You have to have the fuel tanks cleaned (Polished with all old fuel removed, tanks rinsed out and refilled with filtered diesel. There are a lot of issues on a single motor vessel. With my motor sailor, they are decent sailing boats and I had made several 24 hour passages which were just over 200 mies, With sails I had an auxiliary source of sailing-at getting somewhere. I you had an unfixable engine issue pretty good chance you would loose the boat, AMVER might pick you up, but they are not going to salvage the boat--sink it, or let is sink.
Don;t do it on its own bottom. You might make it--maybe not.
A neighbor in Calif. took a Bertum 55' sport fisher (twin engines) down from FL, thru Mona Passage, the Canal and then strait up to Long Beach. He said he would never do that trip again, He had carried extra fuel in bladder tanks and barrels.

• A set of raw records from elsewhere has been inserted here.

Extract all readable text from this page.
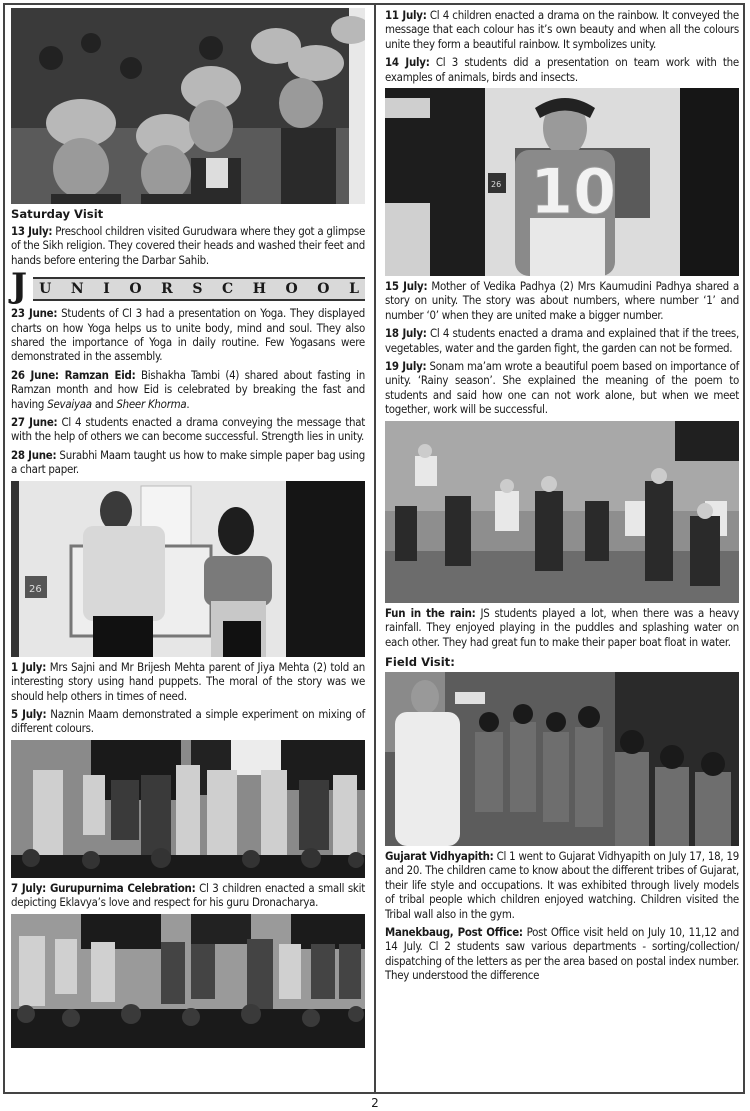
Saturday Visit

13 July: Preschool children visited Gurudwara where they got a glimpse of the Sikh religion. They covered their heads and washed their feet and hands before entering the Darbar Sahib.

J U N I O R S C H O O L

23 June: Students of Cl 3 had a presentation on Yoga. They displayed charts on how Yoga helps us to unite body, mind and soul. They also shared the importance of Yoga in daily routine. Few Yogasans were demonstrated in the assembly.

26 June: Ramzan Eid: Bishakha Tambi (4) shared about fasting in Ramzan month and how Eid is celebrated by breaking the fast and having Sevaiyaa and Sheer Khorma.

27 June: Cl 4 students enacted a drama conveying the message that with the help of others we can become successful. Strength lies in unity.

28 June: Surabhi Maam taught us how to make simple paper bag using a chart paper.

26

1 July: Mrs Sajni and Mr Brijesh Mehta parent of Jiya Mehta (2) told an interesting story using hand puppets. The moral of the story was we should help others in times of need.

5 July: Naznin Maam demonstrated a simple experiment on mixing of different colours.

7 July: Gurupurnima Celebration: Cl 3 children enacted a small skit depicting Eklavya’s love and respect for his guru Dronacharya.

11 July: Cl 4 children enacted a drama on the rainbow. It conveyed the message that each colour has it’s own beauty and when all the colours unite they form a beautiful rainbow. It symbolizes unity.

14 July: Cl 3 students did a presentation on team work with the examples of animals, birds and insects.

26 10

15 July: Mother of Vedika Padhya (2) Mrs Kaumudini Padhya shared a story on unity. The story was about numbers, where number ‘1’ and number ‘0’ when they are united make a bigger number.

18 July: Cl 4 students enacted a drama and explained that if the trees, vegetables, water and the garden fight, the garden can not be formed.

19 July: Sonam ma’am wrote a beautiful poem based on importance of unity. ‘Rainy season’. She explained the meaning of the poem to students and said how one can not work alone, but when we meet together, work will be successful.

Fun in the rain: JS students played a lot, when there was a heavy rainfall. They enjoyed playing in the puddles and splashing water on each other. They had great fun to make their paper boat float in water.

Field Visit:

Gujarat Vidhyapith: Cl 1 went to Gujarat Vidhyapith on July 17, 18, 19 and 20. The children came to know about the different tribes of Gujarat, their life style and occupations. It was exhibited through lively models of tribal people which children enjoyed watching. Children visited the Tribal wall also in the gym.

Manekbaug, Post Office: Post Office visit held on July 10, 11,12 and 14 July. Cl 2 students saw various departments - sorting/collection/ dispatching of the letters as per the area based on postal index number. They understood the difference

2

For a smaller boat the route is best thru the Western Caribbean (Belize, Honduras, Mexico and then to your preferences in FL. We went from Yucatan to the Keys, and to Pensacola. Slightly different routes. But we had the range to go straight. Going back we stopped only at Panama to make the transit. We had met with the chief pilot and he gave us next day passage, if we would go from the Mere flores lock after dark without an advisor. We did it, but with about 6 knots of current behind us, we were flying thru the Bridges of the Americas, and when we turned into Balboa YC, I had reserved a mooring right at the edge of the Chanel, and it was red line to buck the current and pickup the mooring. I probably would not do that again. (Boat was already admeasured, and we had volunteer crew lined up; plus I already had the prescribed size of lines. We did top off fuel at Acapulco, not even staying overnight, or checking in.